Les extractions d’or illégales font l’objet de discussions au Conseil des droits de l’homme de l’ONU à Genève. Les pays importateurs, dont la Suisse, sont pointés du doigt.

La semaine dernière, un rapporteur spécial enquêtant sur l’utilisation du mercure dans les mines d’or à petite échelle et une mission d’enquête de l’ONU sur le Venezuela ont présenté au Conseil des droits de l’homme (CDH) des rapports distincts sur l’impact de l’exploitation aurifère sur de nombreuses communautés et sur l’environnement, notamment dans le bassin amazonien.

Les enquêteurs de l’ONU ont évoqué des violations des droits humains, telles que l’exploitation sexuelle de femmes et d’enfants, l’empoisonnement au mercure et le travail d’enfants. Des abus touchant les communautés des zones dans lesquelles l’or est produit illégalement. Les enquêteurs ont pointé du doigt la responsabilité des pays qui achètent ce métal.

Selon les rapports, les acheteurs mondiaux tels que la Suisse – par laquelle transitent environ deux tiers du commerce mondial d’or – doivent veiller à ce que les droits humains soient respectés tout au long des chaînes d’approvisionnement.

Forte demande et absence de contrôle

«C’est un problème grave», déclare à SWI swissinfo.ch Marcos Orellana, rapporteur spécial de l’ONU sur les substances toxiques, qui a enquêté sur les violations des droits humains dans les exploitations minières à petite échelle. «Dans les mois et les années à venir, nous pouvons nous attendre à ce que les mécanismes de droits humains examinent de plus près le secteur de l’or et les pays où se trouvent les raffineries, dont la Suisse.»

La Suisse est le premier importateur mondial d’or. En 2021, le pays a acheté pour 90 milliards de francs du précieux métal. Quatre des plus grandes raffineries du monde se trouvent en Suisse. Deux d’entre elles appartiennent à des investisseurs étrangers.

Selon les estimations de l’agence Reuters, quelque 1500 tonnes d’or sont passées en 2020 par Valcambi, Argor-Heraeus et PAMP, trois des principaux raffineurs du pays.

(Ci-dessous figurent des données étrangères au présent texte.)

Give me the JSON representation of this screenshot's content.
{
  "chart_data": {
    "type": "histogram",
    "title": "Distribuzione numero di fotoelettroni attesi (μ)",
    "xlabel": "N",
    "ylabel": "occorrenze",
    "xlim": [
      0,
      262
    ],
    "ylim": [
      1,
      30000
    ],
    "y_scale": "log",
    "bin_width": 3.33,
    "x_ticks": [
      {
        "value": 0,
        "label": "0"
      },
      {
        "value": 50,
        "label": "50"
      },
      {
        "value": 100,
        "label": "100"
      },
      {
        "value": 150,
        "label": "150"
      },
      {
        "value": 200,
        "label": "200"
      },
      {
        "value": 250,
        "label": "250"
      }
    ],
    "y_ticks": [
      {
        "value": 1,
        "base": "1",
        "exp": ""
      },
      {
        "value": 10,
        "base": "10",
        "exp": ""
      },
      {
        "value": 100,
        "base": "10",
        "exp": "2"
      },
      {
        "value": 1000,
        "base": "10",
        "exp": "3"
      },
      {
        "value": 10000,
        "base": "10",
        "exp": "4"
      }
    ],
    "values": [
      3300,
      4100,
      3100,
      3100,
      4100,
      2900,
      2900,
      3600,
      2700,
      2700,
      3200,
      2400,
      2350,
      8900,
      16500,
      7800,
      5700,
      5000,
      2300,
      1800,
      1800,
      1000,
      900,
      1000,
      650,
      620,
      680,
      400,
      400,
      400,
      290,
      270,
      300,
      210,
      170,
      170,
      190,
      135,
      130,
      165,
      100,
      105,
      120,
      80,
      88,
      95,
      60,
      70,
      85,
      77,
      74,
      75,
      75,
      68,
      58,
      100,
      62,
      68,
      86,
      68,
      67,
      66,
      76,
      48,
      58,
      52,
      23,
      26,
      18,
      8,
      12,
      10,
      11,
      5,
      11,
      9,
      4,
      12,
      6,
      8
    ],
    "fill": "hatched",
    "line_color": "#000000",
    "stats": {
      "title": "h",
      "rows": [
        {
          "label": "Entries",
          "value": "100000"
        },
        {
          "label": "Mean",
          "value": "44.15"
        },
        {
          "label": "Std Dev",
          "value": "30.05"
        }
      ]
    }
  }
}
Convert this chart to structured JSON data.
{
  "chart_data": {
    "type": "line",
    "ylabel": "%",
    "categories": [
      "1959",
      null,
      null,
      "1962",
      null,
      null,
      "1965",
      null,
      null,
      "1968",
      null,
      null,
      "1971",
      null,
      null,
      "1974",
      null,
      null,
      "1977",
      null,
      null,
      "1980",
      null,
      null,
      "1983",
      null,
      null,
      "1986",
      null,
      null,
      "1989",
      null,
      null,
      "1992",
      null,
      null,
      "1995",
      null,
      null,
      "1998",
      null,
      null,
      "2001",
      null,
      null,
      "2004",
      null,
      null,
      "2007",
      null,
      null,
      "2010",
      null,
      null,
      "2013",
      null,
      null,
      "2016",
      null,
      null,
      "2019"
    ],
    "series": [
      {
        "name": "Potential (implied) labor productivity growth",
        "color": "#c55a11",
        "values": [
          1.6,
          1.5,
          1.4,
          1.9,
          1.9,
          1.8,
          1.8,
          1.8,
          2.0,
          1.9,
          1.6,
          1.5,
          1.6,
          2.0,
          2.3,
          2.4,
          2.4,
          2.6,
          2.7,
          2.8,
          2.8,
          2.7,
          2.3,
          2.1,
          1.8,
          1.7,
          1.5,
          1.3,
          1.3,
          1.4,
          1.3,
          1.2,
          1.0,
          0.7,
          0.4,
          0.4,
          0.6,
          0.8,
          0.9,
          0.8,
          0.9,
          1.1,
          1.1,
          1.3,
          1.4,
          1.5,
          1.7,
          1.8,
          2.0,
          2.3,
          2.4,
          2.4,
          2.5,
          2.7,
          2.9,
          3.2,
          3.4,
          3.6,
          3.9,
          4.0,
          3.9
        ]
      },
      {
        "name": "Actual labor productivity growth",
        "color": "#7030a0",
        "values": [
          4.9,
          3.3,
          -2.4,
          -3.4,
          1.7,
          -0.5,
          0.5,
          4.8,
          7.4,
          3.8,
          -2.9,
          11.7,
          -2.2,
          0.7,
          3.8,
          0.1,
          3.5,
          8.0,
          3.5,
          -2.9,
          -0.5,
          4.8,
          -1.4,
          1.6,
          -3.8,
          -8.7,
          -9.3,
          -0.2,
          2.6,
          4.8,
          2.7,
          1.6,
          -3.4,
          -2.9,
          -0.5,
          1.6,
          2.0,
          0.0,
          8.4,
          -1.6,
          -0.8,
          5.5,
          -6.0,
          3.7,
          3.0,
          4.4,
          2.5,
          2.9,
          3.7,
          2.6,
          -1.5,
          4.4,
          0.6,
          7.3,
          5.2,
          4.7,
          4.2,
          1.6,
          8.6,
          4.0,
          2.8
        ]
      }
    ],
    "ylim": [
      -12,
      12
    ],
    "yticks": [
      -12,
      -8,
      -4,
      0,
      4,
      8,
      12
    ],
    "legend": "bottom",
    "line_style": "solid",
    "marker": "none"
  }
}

Mardi dernier, Marcos Orellana a décrit au CDH comment les femmes enceintes des communautés indigènes qui vivent en aval des mines d’or dans la jungle bolivienne présentent des taux élevés de mercure dans le sang, car les poissons qu’elles consomment sont contaminés. Il a également souligné que les abus sexuels et la violence étaient répandus dans les zones minières. Selon le rapportLien externe, même sur les îles du Pacifique, à des milliers de kilomètres des mines d’or, des niveaux élevés de mercure ont été trouvés chez les résidents. En cause: la contamination globale des océans.

Selon l’ONU, quelque 10 à 15 millions de personnes dans le monde étaient directement employées dans l’exploitation aurifère à petite échelle en 2017. Parmi elles, environ un million d’enfants et 4,5 millions de femmes.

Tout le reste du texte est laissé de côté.